Marco Giusti per Dagospia
a hidden life terrence malick
173 minuti. Più che un film è stato un sequestro di persona questo nuovo, magari anche interessante, ma estenuantissimo nuovo film di Terrence Malick, A Hidden Life, dedicato alla vita di Franz Jägerstätter, fattore Alto Atesino che si rifiutò di piegarsi al nazismo. Malick ne fa una sorta di martire, costruendogli un’aurea cristologica di tutto rispetto. Franz, interpretato dal bravissimo August Diehl, già maggiore tedesco in Inglourious Basterds nonché genero del regista, non accetta di dichiarare la propria fedeltà a ciò che lui ritiene sia il male, cioè il nazismo.

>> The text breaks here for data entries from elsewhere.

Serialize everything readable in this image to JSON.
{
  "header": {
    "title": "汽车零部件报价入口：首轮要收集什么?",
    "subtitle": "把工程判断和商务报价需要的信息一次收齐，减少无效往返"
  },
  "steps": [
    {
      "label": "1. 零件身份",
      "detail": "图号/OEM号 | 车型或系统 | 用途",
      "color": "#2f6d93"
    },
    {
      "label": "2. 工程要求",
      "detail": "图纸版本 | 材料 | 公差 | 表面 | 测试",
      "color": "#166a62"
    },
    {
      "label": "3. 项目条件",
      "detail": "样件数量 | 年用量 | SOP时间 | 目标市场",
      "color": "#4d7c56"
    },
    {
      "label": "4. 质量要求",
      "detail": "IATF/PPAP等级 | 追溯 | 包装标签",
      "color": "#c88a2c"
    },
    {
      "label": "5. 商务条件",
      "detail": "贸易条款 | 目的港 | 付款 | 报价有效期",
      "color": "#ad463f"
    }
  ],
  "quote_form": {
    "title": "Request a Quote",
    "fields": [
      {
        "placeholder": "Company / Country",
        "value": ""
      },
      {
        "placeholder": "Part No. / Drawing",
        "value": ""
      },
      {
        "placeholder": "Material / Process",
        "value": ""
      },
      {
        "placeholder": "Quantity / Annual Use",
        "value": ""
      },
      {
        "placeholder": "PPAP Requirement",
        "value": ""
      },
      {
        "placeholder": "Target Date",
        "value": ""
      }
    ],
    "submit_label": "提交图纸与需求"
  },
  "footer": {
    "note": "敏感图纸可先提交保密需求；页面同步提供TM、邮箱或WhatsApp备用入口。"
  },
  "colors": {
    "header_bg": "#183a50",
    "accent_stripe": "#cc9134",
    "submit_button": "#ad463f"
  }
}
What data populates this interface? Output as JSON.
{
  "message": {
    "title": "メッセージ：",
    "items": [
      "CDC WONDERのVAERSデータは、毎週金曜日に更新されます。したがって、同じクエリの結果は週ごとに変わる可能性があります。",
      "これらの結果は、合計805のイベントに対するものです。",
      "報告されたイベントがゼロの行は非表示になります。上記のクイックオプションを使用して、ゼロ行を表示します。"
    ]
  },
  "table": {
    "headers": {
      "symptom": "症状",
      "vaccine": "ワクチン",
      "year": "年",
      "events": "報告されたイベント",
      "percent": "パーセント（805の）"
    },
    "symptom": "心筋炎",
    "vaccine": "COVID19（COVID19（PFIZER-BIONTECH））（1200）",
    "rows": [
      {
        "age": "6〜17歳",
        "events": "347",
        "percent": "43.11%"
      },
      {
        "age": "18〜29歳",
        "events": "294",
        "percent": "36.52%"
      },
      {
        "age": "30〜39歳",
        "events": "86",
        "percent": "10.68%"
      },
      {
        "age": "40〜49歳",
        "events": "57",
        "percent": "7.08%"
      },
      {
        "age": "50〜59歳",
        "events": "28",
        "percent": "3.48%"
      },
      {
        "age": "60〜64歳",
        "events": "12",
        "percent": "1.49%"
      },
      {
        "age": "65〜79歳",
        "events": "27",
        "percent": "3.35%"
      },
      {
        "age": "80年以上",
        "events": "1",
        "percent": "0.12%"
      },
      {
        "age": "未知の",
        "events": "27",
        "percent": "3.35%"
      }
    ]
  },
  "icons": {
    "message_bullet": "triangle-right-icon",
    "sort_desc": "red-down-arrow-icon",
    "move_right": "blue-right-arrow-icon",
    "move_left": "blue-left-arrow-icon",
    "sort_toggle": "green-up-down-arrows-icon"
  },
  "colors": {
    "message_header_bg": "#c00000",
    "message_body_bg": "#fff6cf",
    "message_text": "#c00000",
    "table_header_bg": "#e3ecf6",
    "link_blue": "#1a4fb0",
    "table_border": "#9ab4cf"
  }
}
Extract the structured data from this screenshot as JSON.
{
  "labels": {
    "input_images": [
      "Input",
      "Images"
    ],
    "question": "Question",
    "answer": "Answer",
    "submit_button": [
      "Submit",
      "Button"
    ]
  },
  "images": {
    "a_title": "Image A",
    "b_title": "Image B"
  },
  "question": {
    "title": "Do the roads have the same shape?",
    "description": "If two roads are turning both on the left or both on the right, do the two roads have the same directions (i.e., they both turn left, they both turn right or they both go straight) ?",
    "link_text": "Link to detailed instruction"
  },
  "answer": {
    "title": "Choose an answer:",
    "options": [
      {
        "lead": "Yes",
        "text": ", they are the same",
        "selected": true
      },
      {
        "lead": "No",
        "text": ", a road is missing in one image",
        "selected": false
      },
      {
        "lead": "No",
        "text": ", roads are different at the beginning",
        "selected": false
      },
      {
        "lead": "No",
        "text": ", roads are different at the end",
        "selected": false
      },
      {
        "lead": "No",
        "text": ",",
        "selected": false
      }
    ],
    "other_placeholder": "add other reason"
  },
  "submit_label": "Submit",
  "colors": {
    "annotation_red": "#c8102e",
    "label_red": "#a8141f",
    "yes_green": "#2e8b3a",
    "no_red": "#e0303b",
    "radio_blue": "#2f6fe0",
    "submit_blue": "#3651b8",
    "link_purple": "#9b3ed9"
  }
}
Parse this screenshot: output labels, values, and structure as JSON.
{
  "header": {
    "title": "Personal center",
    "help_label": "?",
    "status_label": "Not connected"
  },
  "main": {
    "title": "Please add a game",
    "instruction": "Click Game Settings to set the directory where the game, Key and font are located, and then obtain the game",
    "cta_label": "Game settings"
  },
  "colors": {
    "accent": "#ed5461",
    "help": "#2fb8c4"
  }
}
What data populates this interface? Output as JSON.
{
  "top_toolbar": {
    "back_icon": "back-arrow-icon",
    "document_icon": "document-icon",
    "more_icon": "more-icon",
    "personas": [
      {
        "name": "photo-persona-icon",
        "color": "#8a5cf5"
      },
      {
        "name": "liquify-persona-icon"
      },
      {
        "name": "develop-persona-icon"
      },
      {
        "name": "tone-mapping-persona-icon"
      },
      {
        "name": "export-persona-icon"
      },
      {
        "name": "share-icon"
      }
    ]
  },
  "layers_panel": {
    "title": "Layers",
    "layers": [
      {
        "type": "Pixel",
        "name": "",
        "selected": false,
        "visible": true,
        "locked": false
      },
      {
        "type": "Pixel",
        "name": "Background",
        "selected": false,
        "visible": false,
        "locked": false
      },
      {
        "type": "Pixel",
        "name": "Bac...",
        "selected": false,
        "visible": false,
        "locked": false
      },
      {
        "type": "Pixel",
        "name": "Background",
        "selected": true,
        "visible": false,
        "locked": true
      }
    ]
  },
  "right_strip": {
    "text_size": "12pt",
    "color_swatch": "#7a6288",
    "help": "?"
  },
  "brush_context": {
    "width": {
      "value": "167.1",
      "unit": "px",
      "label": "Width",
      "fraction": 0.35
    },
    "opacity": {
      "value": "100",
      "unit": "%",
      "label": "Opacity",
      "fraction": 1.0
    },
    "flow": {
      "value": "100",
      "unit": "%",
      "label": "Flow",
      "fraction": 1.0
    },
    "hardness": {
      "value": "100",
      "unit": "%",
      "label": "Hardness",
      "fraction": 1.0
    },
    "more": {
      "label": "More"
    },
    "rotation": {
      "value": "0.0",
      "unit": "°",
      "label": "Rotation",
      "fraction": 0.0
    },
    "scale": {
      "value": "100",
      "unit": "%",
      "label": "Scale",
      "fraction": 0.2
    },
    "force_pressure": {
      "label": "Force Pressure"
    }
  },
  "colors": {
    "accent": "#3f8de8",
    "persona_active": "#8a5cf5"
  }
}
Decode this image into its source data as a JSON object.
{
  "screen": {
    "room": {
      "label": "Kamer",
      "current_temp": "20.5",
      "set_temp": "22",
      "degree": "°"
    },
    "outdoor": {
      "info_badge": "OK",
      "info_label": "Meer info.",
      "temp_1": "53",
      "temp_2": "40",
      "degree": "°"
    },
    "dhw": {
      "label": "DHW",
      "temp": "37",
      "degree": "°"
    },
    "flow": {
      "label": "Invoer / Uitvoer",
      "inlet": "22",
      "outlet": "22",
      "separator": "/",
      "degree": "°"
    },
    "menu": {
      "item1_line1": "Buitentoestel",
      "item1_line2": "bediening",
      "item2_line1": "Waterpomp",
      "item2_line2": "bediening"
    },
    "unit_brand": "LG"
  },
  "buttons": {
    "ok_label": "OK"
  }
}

In ogni istante della sua vita, potrebbe tornare indietro, fingere, come hanno fatto milioni di tedeschi, ma per lui non è possibile. E accetta un percorso di martirio che, come gli dicono i suoi aguzzini, da Mathias Schoenarts a Bruno Ganz, è del tutto inutile, perché nessuno ne verrà a conoscenza e non cambierà certo le sorti della guerra. Ma per Franz e per la sua adorata moglie, Valerie Pachner, bravissima, che lo sostiene in ogni istante della sua vita, opporsi a una bugia così sostanziale, l’accettazione del male come normalità, è tutto.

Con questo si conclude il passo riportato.